Preacher is perhaps one of the most violent, edgiest comic books ever created. The series' trailer indicates that the show certainly will not shy away from violence. Jesse, for example, is seen breaking a redneck's arm in a bar. Cassidy dispatches someone in an airplane with what appears to be a broken wine bottle. Needless to say, expect that AMC will bring the same gruesome intensity to Preacher that it brought to viewers in The Walking Dead and Breaking Bad.

Pushing The Edge

This is not the first time that filmmakers have attempted to adapt Preacher. In the early 2000s, director and ardent comic book fan Kevin Smith attempted to produce a movie based on the property.
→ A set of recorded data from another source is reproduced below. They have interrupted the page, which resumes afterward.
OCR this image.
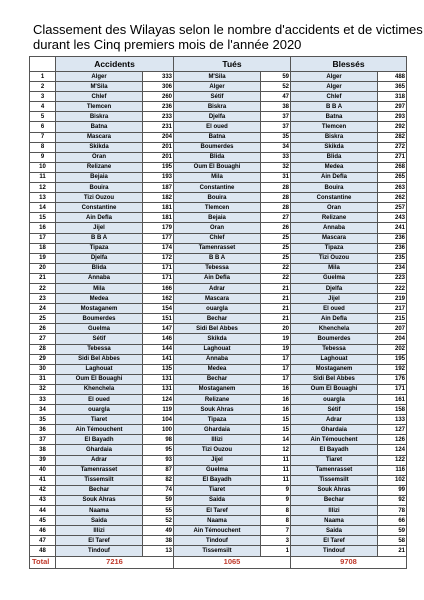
Classement des Wilayas selon le nombre d'accidents et de victimes
durant les Cinq premiers mois de l'année 2020
	Accidents		Tués		Blessés	
1	Alger	333	M'Sila	59	Alger	488
2	M'Sila	306	Alger	52	Alger	365
3	Chlef	260	Sétif	47	Chlef	318
4	Tlemcen	236	Biskra	38	B B A	297
5	Biskra	233	Djelfa	37	Batna	293
6	Batna	231	El oued	37	Tlemcen	292
7	Mascara	204	Batna	35	Biskra	282
8	Skikda	201	Boumerdes	34	Skikda	272
9	Oran	201	Blida	33	Blida	271
10	Relizane	195	Oum El Bouaghi	32	Medea	268
11	Bejaia	193	Mila	31	Ain Defla	265
12	Bouira	187	Constantine	28	Bouira	263
13	Tizi Ouzou	182	Bouira	28	Constantine	262
14	Constantine	181	Tlemcen	28	Oran	257
15	Ain Defla	181	Bejaia	27	Relizane	243
16	Jijel	179	Oran	26	Annaba	241
17	B B A	177	Chlef	25	Mascara	236
18	Tipaza	174	Tamenrasset	25	Tipaza	236
19	Djelfa	172	B B A	25	Tizi Ouzou	235
20	Blida	171	Tebessa	22	Mila	234
21	Annaba	171	Ain Defla	22	Guelma	223
22	Mila	166	Adrar	21	Djelfa	222
23	Medea	162	Mascara	21	Jijel	219
24	Mostaganem	154	ouargla	21	El oued	217
25	Boumerdes	151	Bechar	21	Ain Defla	215
26	Guelma	147	Sidi Bel Abbes	20	Khenchela	207
27	Sétif	146	Skikda	19	Boumerdes	204
28	Tebessa	144	Laghouat	19	Tebessa	202
29	Sidi Bel Abbes	141	Annaba	17	Laghouat	195
30	Laghouat	135	Medea	17	Mostaganem	192
31	Oum El Bouaghi	131	Bechar	17	Sidi Bel Abbes	176
32	Khenchela	131	Mostaganem	16	Oum El Bouaghi	171
33	El oued	124	Relizane	16	ouargla	161
34	ouargla	119	Souk Ahras	16	Sétif	158
35	Tiaret	104	Tipaza	15	Adrar	133
36	Ain Témouchent	100	Ghardaia	15	Ghardaia	127
37	El Bayadh	98	Illizi	14	Ain Témouchent	126
38	Ghardaia	95	Tizi Ouzou	12	El Bayadh	124
39	Adrar	93	Jijel	11	Tiaret	122
40	Tamenrasset	87	Guelma	11	Tamenrasset	116
41	Tissemsilt	82	El Bayadh	11	Tissemsilt	102
42	Bechar	74	Tiaret	9	Souk Ahras	99
43	Souk Ahras	59	Saida	9	Bechar	92
44	Naama	55	El Taref	8	Illizi	78
45	Saida	52	Naama	8	Naama	66
46	Illizi	49	Ain Témouchent	7	Saida	59
47	El Taref	38	Tindouf	3	El Taref	58
48	Tindouf	13	Tissemsilt	1	Tindouf	21
Total	7216		1065		9708	
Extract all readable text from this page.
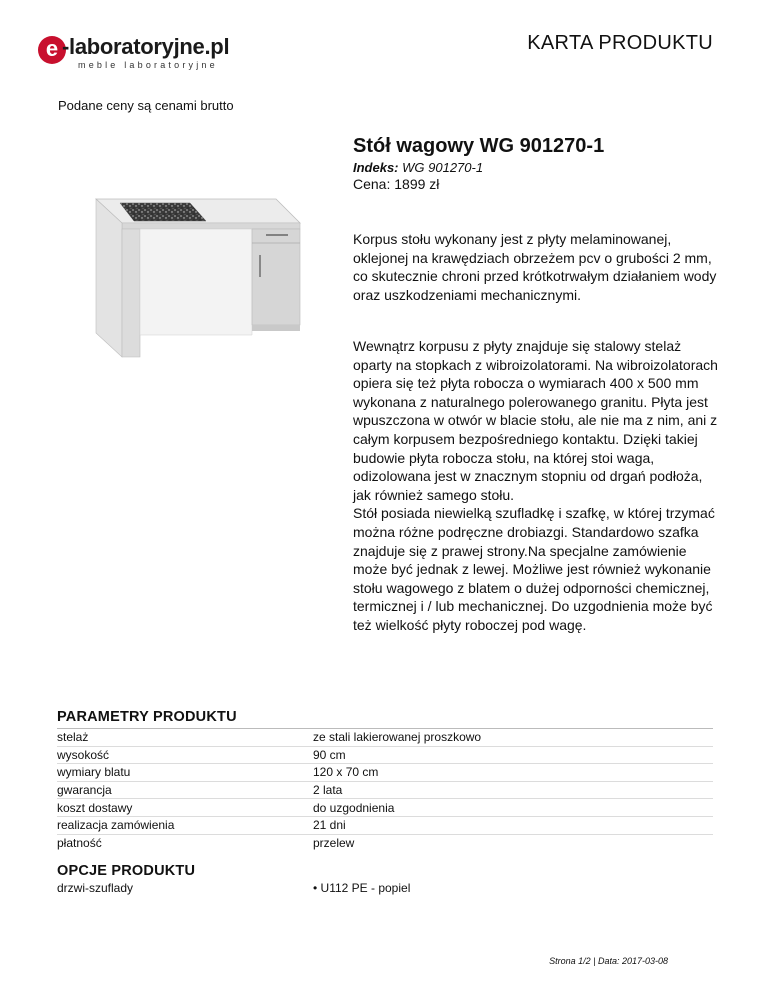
e -laboratoryjne.pl
meble laboratoryjne
KARTA PRODUKTU
Podane ceny są cenami brutto
Stół wagowy WG 901270-1
Indeks: WG 901270-1
Cena: 1899 zł

Korpus stołu wykonany jest z płyty melaminowanej, oklejonej na krawędziach obrzeżem pcv o grubości 2 mm, co skutecznie chroni przed krótkotrwałym działaniem wody oraz uszkodzeniami mechanicznymi.

Wewnątrz korpusu z płyty znajduje się stalowy stelaż oparty na stopkach z wibroizolatorami. Na wibroizolatorach opiera się też płyta robocza o wymiarach 400 x 500 mm wykonana z naturalnego polerowanego granitu. Płyta jest wpuszczona w otwór w blacie stołu, ale nie ma z nim, ani z całym korpusem bezpośredniego kontaktu. Dzięki takiej budowie płyta robocza stołu, na której stoi waga, odizolowana jest w znacznym stopniu od drgań podłoża, jak również samego stołu.

Stół posiada niewielką szufladkę i szafkę, w której trzymać można różne podręczne drobiazgi. Standardowo szafka znajduje się z prawej strony.Na specjalne zamówienie może być jednak z lewej. Możliwe jest również wykonanie stołu wagowego z blatem o dużej odporności chemicznej, termicznej i / lub mechanicznej. Do uzgodnienia może być też wielkość płyty roboczej pod wagę.

PARAMETRY PRODUKTU
stelaż	ze stali lakierowanej proszkowo
wysokość	90 cm
wymiary blatu	120 x 70 cm
gwarancja	2 lata
koszt dostawy	do uzgodnienia
realizacja zamówienia	21 dni
płatność	przelew
OPCJE PRODUKTU
drzwi-szuflady	• U112 PE - popiel
Strona 1/2 | Data: 2017-03-08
Several years later, HBO also expressed interest in producing a series. Both projects fell through in part because of the controversial nature of its take on religious (or sacrilegious, to be more accurate) themes and iconography. Preacher is indeed likely to incite ire in the more devout sectors of the American public. Yet, particularly with The Walking Dead, AMC has demonstrated its willingness to be push the limits of television in the past. This, combined with the nature of the trailer itself (e.g., a holy man assaulting someone), means the network will likely retain the comics' religious/anti-religious themes despite the anger they may engender on The 700 Club.

A Departure For Seth Rogen

Fans were skeptical when AMC announced that funnyman Seth Rogen would co-develop the series. The actor's resume of marijuana-themed comedies like Pineapple Express seems an awkward fit for the Preacher's often somber, violent storyline. Fortunately, if the trailer is any indication, Rogen's typical comedic instincts have taken a backseat to his deep respect for the source material. AMC just better hope that Preacher doesn't offend any hackers aligned with North Korea.

Dark Humor

Just because Rogen will not insert stoner humor into the mix doesn't mean that Preacher will be a completely dour affair. The comic book is well-known for its dark humor. The character of Arseface, for example, (who will be in the series, but isn't seen in the trailer) is simultaneously tragic and hilarious. The same can be said for the gruesome fates met by the comics' villains. The trailer hints at this same dark sense of humor. Jesse is seen standing over a man in what appears to be the aftermath of a fight. The sheriff enters and commands him to stop. Jesse deadpans, "Almost done, sheriff." And then breaks the guy's arm.